Except for The Customer’s payment obligations hereunder, neither Party will be deemed to be in default or liable for any delays if and to the extent that performance is delayed or prevented by events beyond the reasonable control of such Party. Such events include in particular terrorism, cyberattack, epidemic, earthquake, fire, flood or other similar catastrophe, interruption in general traffic, data communication or supply of electricity, import or export embargo, strike, lock-out, boycott or other similar industrial action or labor dispute or supply shortage.

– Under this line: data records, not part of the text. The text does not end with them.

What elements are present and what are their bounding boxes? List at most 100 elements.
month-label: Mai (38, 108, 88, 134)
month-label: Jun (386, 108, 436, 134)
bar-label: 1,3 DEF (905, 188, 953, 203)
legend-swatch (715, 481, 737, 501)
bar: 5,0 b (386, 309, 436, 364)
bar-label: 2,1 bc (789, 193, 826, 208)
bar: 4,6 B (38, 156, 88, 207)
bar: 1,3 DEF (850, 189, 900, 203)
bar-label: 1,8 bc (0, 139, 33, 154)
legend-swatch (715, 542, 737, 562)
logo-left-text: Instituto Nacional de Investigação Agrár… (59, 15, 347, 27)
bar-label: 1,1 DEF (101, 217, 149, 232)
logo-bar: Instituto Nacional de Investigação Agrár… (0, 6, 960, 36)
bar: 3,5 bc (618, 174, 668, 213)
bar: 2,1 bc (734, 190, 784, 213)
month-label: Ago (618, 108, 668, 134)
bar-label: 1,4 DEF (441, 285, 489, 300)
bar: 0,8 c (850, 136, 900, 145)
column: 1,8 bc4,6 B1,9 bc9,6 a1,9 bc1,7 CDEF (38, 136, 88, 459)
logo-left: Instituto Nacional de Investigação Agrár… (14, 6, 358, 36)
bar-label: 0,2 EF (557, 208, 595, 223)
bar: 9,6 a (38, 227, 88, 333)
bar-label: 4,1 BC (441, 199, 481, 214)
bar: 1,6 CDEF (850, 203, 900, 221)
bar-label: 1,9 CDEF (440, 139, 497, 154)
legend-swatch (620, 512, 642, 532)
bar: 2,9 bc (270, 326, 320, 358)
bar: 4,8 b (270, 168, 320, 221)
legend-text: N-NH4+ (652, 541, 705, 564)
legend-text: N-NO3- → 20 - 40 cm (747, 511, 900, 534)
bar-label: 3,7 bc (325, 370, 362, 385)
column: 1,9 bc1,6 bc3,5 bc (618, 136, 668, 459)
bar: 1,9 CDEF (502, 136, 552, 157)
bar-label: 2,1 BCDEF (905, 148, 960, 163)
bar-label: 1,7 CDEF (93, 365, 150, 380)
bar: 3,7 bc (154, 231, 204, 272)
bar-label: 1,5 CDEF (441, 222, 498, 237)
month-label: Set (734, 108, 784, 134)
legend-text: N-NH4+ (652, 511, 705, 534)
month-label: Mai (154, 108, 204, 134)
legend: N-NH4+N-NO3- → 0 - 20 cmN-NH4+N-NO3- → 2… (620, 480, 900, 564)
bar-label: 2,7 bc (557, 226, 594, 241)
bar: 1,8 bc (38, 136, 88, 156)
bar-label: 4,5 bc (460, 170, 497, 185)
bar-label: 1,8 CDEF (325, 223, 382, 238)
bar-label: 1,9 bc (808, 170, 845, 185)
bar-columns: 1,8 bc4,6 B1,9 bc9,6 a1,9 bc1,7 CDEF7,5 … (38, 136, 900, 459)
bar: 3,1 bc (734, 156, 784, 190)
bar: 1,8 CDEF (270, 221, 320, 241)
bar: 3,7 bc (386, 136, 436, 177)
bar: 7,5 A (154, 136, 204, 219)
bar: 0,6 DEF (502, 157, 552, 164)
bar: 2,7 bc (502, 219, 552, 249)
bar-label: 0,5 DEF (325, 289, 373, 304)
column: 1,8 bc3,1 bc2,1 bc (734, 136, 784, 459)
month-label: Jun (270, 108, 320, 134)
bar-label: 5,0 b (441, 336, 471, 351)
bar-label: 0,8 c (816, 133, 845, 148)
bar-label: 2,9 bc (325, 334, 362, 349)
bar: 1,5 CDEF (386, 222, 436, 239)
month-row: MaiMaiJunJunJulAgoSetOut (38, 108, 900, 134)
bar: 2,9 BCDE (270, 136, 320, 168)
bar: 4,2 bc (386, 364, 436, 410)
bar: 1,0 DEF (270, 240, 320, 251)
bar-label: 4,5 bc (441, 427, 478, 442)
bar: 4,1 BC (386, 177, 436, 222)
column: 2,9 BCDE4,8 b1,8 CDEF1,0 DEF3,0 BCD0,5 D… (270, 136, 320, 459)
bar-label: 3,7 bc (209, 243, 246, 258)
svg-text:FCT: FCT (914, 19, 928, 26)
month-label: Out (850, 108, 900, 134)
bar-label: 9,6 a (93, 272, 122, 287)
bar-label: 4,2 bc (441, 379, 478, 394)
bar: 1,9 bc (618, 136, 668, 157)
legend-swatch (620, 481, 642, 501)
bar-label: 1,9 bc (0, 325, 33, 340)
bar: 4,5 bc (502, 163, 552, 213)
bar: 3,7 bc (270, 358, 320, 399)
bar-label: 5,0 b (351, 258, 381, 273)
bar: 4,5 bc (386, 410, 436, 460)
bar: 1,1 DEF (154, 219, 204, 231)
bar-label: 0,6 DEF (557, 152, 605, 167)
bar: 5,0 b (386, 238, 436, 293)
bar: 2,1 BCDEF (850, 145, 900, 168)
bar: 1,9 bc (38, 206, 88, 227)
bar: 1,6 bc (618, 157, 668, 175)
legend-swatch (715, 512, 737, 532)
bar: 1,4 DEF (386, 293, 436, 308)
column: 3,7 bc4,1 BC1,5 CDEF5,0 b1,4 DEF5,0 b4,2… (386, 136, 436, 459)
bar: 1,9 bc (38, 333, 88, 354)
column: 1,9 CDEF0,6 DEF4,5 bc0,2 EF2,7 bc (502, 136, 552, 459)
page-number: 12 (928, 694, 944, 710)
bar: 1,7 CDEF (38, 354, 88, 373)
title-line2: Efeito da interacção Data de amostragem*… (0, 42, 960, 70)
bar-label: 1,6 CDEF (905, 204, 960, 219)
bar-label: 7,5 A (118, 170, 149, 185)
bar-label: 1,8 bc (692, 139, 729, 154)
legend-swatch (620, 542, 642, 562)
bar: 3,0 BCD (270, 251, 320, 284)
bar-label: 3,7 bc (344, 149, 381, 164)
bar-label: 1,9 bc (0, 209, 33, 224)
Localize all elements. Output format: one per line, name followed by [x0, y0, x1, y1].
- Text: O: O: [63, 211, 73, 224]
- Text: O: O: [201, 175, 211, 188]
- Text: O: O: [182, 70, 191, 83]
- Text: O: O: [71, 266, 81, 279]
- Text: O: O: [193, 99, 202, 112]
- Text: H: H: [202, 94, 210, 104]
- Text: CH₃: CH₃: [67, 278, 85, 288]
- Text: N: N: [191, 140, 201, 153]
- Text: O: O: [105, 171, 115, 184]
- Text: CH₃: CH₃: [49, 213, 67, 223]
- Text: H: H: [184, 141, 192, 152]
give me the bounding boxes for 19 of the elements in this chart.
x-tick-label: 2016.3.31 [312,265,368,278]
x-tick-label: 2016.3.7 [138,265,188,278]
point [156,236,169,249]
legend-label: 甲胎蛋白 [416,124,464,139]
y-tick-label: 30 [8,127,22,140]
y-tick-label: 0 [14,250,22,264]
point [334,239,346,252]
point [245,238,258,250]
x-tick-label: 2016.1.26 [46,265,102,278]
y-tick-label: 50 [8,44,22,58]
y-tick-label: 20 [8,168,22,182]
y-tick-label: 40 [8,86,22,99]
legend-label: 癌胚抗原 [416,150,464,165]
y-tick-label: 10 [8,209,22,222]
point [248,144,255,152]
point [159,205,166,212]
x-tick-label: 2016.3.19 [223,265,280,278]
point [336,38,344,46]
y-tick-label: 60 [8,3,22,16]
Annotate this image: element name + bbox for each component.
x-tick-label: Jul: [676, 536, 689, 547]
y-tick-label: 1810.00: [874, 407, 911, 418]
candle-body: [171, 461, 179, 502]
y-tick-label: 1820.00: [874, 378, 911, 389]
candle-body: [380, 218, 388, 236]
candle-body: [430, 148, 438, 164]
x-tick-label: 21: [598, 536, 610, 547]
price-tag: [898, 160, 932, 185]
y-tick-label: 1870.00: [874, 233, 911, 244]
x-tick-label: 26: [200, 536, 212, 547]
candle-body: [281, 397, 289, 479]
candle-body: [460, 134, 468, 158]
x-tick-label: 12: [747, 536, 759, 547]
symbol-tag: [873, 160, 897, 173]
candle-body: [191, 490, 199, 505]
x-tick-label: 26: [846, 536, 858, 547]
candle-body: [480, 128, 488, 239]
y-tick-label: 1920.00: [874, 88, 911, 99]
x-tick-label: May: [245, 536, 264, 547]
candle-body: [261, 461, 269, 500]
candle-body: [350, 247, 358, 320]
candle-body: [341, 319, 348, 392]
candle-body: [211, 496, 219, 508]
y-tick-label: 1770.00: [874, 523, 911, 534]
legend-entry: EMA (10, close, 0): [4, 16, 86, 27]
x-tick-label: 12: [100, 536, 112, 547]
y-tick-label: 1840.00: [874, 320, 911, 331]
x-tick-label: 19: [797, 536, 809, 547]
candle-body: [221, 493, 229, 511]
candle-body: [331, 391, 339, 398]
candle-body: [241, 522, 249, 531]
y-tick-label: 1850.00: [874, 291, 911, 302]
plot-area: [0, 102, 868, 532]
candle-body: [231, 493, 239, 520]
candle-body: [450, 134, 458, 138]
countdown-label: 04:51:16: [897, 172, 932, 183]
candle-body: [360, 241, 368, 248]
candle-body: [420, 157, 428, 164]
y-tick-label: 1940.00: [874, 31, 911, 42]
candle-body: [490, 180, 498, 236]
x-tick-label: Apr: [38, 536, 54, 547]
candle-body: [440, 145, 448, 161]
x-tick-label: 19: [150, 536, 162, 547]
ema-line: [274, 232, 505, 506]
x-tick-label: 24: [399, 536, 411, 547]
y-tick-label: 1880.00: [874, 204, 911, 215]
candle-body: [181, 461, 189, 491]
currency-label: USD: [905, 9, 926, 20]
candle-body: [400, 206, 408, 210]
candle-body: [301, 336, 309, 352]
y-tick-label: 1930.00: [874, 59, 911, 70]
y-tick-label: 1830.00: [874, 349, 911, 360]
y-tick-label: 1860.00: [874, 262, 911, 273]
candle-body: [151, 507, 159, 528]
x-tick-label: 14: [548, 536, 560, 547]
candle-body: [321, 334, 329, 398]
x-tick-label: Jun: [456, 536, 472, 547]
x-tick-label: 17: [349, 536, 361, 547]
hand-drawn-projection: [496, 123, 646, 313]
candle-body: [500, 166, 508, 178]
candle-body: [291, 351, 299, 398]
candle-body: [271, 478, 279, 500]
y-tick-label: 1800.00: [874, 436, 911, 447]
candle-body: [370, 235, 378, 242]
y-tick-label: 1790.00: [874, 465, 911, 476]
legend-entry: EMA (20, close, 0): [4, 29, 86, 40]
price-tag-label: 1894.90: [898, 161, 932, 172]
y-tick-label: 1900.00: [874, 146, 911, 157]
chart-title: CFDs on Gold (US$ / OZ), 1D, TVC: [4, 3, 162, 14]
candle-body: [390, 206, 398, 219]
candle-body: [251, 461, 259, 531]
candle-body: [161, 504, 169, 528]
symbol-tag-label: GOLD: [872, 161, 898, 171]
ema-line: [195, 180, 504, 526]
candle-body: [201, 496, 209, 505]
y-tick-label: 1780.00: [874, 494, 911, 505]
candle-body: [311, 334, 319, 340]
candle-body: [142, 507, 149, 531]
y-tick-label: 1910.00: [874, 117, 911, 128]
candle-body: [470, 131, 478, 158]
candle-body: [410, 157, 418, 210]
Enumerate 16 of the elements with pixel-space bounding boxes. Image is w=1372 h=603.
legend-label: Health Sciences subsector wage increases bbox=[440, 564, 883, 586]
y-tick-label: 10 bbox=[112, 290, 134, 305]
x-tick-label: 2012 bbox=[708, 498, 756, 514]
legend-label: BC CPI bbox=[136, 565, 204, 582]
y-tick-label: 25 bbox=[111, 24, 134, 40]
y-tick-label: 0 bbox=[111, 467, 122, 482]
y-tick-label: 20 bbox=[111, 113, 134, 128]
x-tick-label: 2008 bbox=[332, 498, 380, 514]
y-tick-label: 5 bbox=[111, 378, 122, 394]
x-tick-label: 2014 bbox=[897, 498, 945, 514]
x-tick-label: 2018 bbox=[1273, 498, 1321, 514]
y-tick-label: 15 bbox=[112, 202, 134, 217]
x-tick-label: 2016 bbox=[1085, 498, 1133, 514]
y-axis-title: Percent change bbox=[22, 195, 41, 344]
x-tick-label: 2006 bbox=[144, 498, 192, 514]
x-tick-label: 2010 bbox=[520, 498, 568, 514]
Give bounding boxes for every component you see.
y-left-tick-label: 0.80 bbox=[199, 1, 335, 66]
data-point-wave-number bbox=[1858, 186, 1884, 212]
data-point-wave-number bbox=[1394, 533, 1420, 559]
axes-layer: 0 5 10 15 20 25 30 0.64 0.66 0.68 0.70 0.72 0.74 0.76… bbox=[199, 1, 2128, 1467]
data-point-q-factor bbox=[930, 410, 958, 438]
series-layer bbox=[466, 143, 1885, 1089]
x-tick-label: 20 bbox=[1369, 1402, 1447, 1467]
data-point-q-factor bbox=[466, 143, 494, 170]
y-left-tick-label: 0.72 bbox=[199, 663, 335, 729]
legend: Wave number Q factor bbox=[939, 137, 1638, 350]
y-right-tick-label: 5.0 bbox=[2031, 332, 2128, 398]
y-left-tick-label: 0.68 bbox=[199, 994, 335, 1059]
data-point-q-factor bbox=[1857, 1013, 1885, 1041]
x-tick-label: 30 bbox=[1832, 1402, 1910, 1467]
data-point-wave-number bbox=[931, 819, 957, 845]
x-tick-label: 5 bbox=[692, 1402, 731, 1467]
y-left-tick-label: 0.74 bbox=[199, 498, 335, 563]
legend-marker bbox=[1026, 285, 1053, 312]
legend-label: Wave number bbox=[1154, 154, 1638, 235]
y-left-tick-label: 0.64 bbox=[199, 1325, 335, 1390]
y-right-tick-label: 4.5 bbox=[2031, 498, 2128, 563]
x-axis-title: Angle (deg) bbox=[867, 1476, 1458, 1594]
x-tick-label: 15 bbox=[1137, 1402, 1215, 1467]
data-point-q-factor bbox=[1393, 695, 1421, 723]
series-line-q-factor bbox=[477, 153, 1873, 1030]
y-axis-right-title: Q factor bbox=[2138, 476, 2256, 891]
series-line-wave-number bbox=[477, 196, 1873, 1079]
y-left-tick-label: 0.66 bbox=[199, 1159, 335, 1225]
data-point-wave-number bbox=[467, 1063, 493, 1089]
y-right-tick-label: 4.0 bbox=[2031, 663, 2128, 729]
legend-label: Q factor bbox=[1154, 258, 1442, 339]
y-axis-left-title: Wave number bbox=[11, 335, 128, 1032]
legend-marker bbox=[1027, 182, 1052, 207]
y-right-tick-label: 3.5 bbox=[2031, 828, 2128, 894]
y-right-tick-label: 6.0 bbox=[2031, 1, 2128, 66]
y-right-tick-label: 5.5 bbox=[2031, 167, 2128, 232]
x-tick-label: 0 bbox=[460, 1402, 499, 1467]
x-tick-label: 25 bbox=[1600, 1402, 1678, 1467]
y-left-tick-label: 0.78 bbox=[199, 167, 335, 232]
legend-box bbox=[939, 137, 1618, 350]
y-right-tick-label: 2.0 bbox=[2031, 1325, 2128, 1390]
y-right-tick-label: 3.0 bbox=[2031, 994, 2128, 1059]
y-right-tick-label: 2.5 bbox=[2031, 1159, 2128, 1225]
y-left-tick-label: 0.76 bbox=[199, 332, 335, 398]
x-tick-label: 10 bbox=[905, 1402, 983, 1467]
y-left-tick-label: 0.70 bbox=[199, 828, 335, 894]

Assignment, Subcontractors.

Neither Party may assign or transfer this Agreement either part or in whole, except that Roxia is entitled to assign the Agreement to its affiliate or in connection with a merger, acquisition or similar business rearrangement procedure. Roxia is entitled to use subcontractors. Customer is entitled to use subcontractors upon prior writ-ten consent of Roxia, which Roxia shall not withheld with-out a valid cause. Each Party remains fully liable for the acts and omissions of its subcontractors.

Amendments.

Roxia may amend these terms of use upon 30 days prior written notice. Said updated terms of use will become part of the Agreement, unless the Customer terminates the Agreement. Other amendments to the Agreement shall be made in writing in order to be binding.

Compliance with Laws.

Both Parties shall comply with all applicable laws and regulations including but not limited to antibribery legislation.

Waiver.

No delay or omission by either Party to exercise any right hereunder shall impair any such right or be construed to be a waiver thereof.

Severability.

If any provision of the Agreement is found invalid or unenforceable, the same shall not invalidate or render unenforceable any other part of the Agreement.

Entire Agreement.

The Agreement together with its accompanying documents constitute the entire agreement regarding its subject matter between the Parties and replace any previous agreements, proposals, representation, inducement or notifications regarding the same.